As an example, Bosser noted the Highway 21/Main Street does not have turn lanes, so requiring new projects along the corridor to build turn lanes would help improve traffic flow until NCDOT completes its planned projects.

Bosser also mentioned that large investment projects sometimes trigger NCDOT to move up the timeline on highway improvements.

Henkel noted that carefully considered smart growth is good for both business and the population if the town keeps in mind improving the community’s quality of life. “That’s the tightrope we have to walk — compromise without losing too much quality of life,” he said.

Bosser agreed, saying that some N.C. communities are losing tax base, resulting in skyrocketing taxes for remaining residents, and forcing hospitals to close. “We need to find a balance between the two. We have wonderful healthcare and schools and need to protect our quality of life.”

“We’re not trying to bring anything and everything in Iredell County.”

IEDC Director of Business Retention and Expansion Matthew Pierce noted that Troutman respondents gave its Parks and Recreation an 89 percent approval in the survey, indicative of their satisfaction with the town’s amenities and events.


Because of the recently enacted N.C. Senate Bill 300, towns and municipalities are required to decriminalize certain ordinances to civil penalties, according to Town Attorney Gary Thomas.

These ordinances include those regulating planning and zoning (except unsafe buildings), stream clearing, regulation and licensing of businesses, outdoor ads, solar collectors, cisterns and rain barrels, taxis, set back lines, cub cuts, and trees.
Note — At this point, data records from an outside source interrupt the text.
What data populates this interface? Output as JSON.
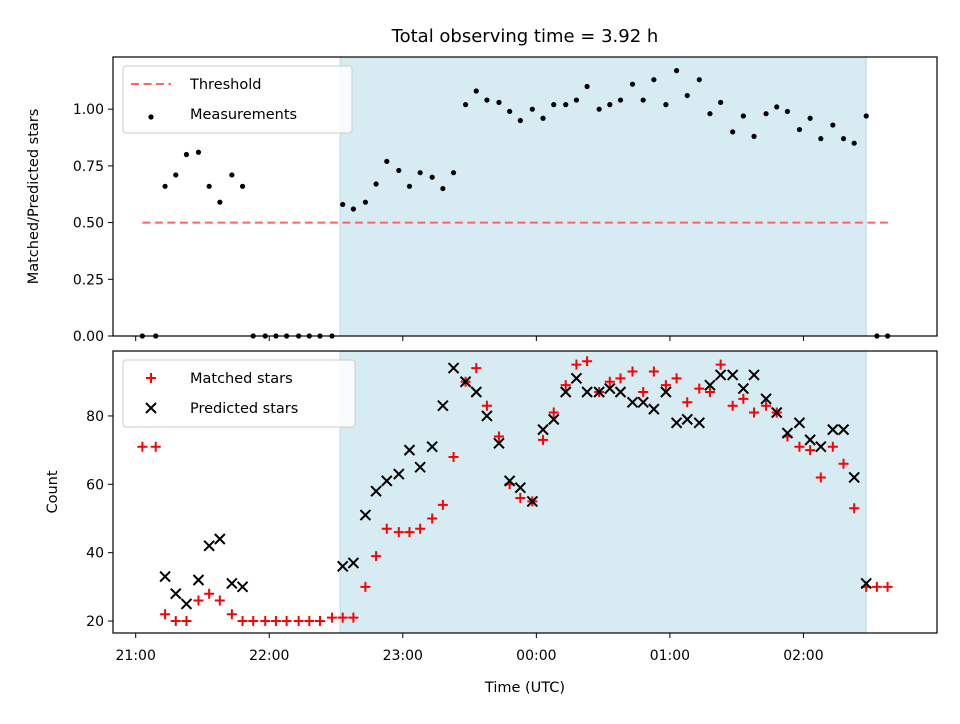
{
  "chart_data": {
    "title": "Total observing time = 3.92 h",
    "xlabel": "Time (UTC)",
    "x_unit": "hours (UTC, continuing past midnight)",
    "xlim": [
      20.83,
      27.0
    ],
    "xticks": [
      {
        "v": 21,
        "label": "21:00"
      },
      {
        "v": 22,
        "label": "22:00"
      },
      {
        "v": 23,
        "label": "23:00"
      },
      {
        "v": 24,
        "label": "00:00"
      },
      {
        "v": 25,
        "label": "01:00"
      },
      {
        "v": 26,
        "label": "02:00"
      }
    ],
    "shaded_interval": {
      "x": [
        22.53,
        26.47
      ],
      "color": "#add8e6"
    },
    "panels": [
      {
        "type": "scatter",
        "ylabel": "Matched/Predicted stars",
        "ylim": [
          0,
          1.23
        ],
        "yticks": [
          "0.00",
          "0.25",
          "0.50",
          "0.75",
          "1.00"
        ],
        "ytick_values": [
          0,
          0.25,
          0.5,
          0.75,
          1.0
        ],
        "legend_position": "upper-left",
        "legend": [
          {
            "key": "threshold",
            "name": "Threshold"
          },
          {
            "key": "measurements",
            "name": "Measurements"
          }
        ],
        "series": [
          {
            "key": "threshold",
            "kind": "line",
            "style": "dashed",
            "color": "#ff6464",
            "x": [
              21.05,
              26.65
            ],
            "y": [
              0.5,
              0.5
            ]
          },
          {
            "key": "measurements",
            "kind": "scatter",
            "marker": "dot",
            "color": "#000000",
            "x": [
              21.05,
              21.15,
              21.22,
              21.3,
              21.38,
              21.47,
              21.55,
              21.63,
              21.72,
              21.8,
              21.88,
              21.97,
              22.05,
              22.13,
              22.22,
              22.3,
              22.38,
              22.47,
              22.55,
              22.63,
              22.72,
              22.8,
              22.88,
              22.97,
              23.05,
              23.13,
              23.22,
              23.3,
              23.38,
              23.47,
              23.55,
              23.63,
              23.72,
              23.8,
              23.88,
              23.97,
              24.05,
              24.13,
              24.22,
              24.3,
              24.38,
              24.47,
              24.55,
              24.63,
              24.72,
              24.8,
              24.88,
              24.97,
              25.05,
              25.13,
              25.22,
              25.3,
              25.38,
              25.47,
              25.55,
              25.63,
              25.72,
              25.8,
              25.88,
              25.97,
              26.05,
              26.13,
              26.22,
              26.3,
              26.38,
              26.47,
              26.55,
              26.63
            ],
            "y": [
              0,
              0,
              0.66,
              0.71,
              0.8,
              0.81,
              0.66,
              0.59,
              0.71,
              0.66,
              0,
              0,
              0,
              0,
              0,
              0,
              0,
              0,
              0.58,
              0.56,
              0.59,
              0.67,
              0.77,
              0.73,
              0.66,
              0.72,
              0.7,
              0.65,
              0.72,
              1.02,
              1.08,
              1.04,
              1.03,
              0.99,
              0.95,
              1.0,
              0.96,
              1.02,
              1.02,
              1.04,
              1.1,
              1.0,
              1.02,
              1.04,
              1.11,
              1.04,
              1.13,
              1.02,
              1.17,
              1.06,
              1.13,
              0.98,
              1.03,
              0.9,
              0.97,
              0.88,
              0.98,
              1.01,
              0.99,
              0.91,
              0.96,
              0.87,
              0.93,
              0.87,
              0.85,
              0.97,
              0,
              0
            ]
          }
        ]
      },
      {
        "type": "scatter",
        "ylabel": "Count",
        "ylim": [
          16.5,
          99
        ],
        "yticks": [
          "20",
          "40",
          "60",
          "80"
        ],
        "ytick_values": [
          20,
          40,
          60,
          80
        ],
        "legend_position": "upper-left",
        "legend": [
          {
            "key": "matched",
            "name": "Matched stars"
          },
          {
            "key": "predicted",
            "name": "Predicted stars"
          }
        ],
        "series": [
          {
            "key": "matched",
            "kind": "scatter",
            "marker": "plus",
            "color": "#ff0000",
            "x": [
              21.05,
              21.15,
              21.22,
              21.3,
              21.38,
              21.47,
              21.55,
              21.63,
              21.72,
              21.8,
              21.88,
              21.97,
              22.05,
              22.13,
              22.22,
              22.3,
              22.38,
              22.47,
              22.55,
              22.63,
              22.72,
              22.8,
              22.88,
              22.97,
              23.05,
              23.13,
              23.22,
              23.3,
              23.38,
              23.47,
              23.55,
              23.63,
              23.72,
              23.8,
              23.88,
              23.97,
              24.05,
              24.13,
              24.22,
              24.3,
              24.38,
              24.47,
              24.55,
              24.63,
              24.72,
              24.8,
              24.88,
              24.97,
              25.05,
              25.13,
              25.22,
              25.3,
              25.38,
              25.47,
              25.55,
              25.63,
              25.72,
              25.8,
              25.88,
              25.97,
              26.05,
              26.13,
              26.22,
              26.3,
              26.38,
              26.47,
              26.55,
              26.63
            ],
            "y": [
              71,
              71,
              22,
              20,
              20,
              26,
              28,
              26,
              22,
              20,
              20,
              20,
              20,
              20,
              20,
              20,
              20,
              21,
              21,
              21,
              30,
              39,
              47,
              46,
              46,
              47,
              50,
              54,
              68,
              90,
              94,
              83,
              74,
              60,
              56,
              55,
              73,
              81,
              89,
              95,
              96,
              87,
              90,
              91,
              93,
              87,
              93,
              89,
              91,
              84,
              88,
              87,
              95,
              83,
              85,
              81,
              83,
              81,
              74,
              71,
              70,
              62,
              71,
              66,
              53,
              30,
              30,
              30
            ]
          },
          {
            "key": "predicted",
            "kind": "scatter",
            "marker": "x",
            "color": "#000000",
            "x": [
              21.22,
              21.3,
              21.38,
              21.47,
              21.55,
              21.63,
              21.72,
              21.8,
              22.55,
              22.63,
              22.72,
              22.8,
              22.88,
              22.97,
              23.05,
              23.13,
              23.22,
              23.3,
              23.38,
              23.47,
              23.55,
              23.63,
              23.72,
              23.8,
              23.88,
              23.97,
              24.05,
              24.13,
              24.22,
              24.3,
              24.38,
              24.47,
              24.55,
              24.63,
              24.72,
              24.8,
              24.88,
              24.97,
              25.05,
              25.13,
              25.22,
              25.3,
              25.38,
              25.47,
              25.55,
              25.63,
              25.72,
              25.8,
              25.88,
              25.97,
              26.05,
              26.13,
              26.22,
              26.3,
              26.38,
              26.47
            ],
            "y": [
              33,
              28,
              25,
              32,
              42,
              44,
              31,
              30,
              36,
              37,
              51,
              58,
              61,
              63,
              70,
              65,
              71,
              83,
              94,
              90,
              87,
              80,
              72,
              61,
              59,
              55,
              76,
              79,
              87,
              91,
              87,
              87,
              88,
              87,
              84,
              84,
              82,
              87,
              78,
              79,
              78,
              89,
              92,
              92,
              88,
              92,
              85,
              81,
              75,
              78,
              73,
              71,
              76,
              76,
              62,
              31
            ]
          }
        ]
      }
    ]
  }
}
Thomas identified a long list of town ordinances that have misdemeanor criminal charges as a possible consequence, including those related to dogs, livestock, housing code, peddlers, noise, property nuisance, open burning, firearms, alcohol, substances or weapons in the parks and greenways, trash disposal, smoking, driveway construction, misuse of public property, traffic offenses, sewer use, and UDO violations.

Thomas distributed a list of specific ordinances for the council to study and suggested that it look at changes at the January meeting to comply with the statute.

Town Manager Ron Wyatt suggested also looking at rewriting the noise ordinance to make it more easily enforceable for the police department, asking Police Chief Josh Watson and Thomas to examine the ordinance to determine possible improvements.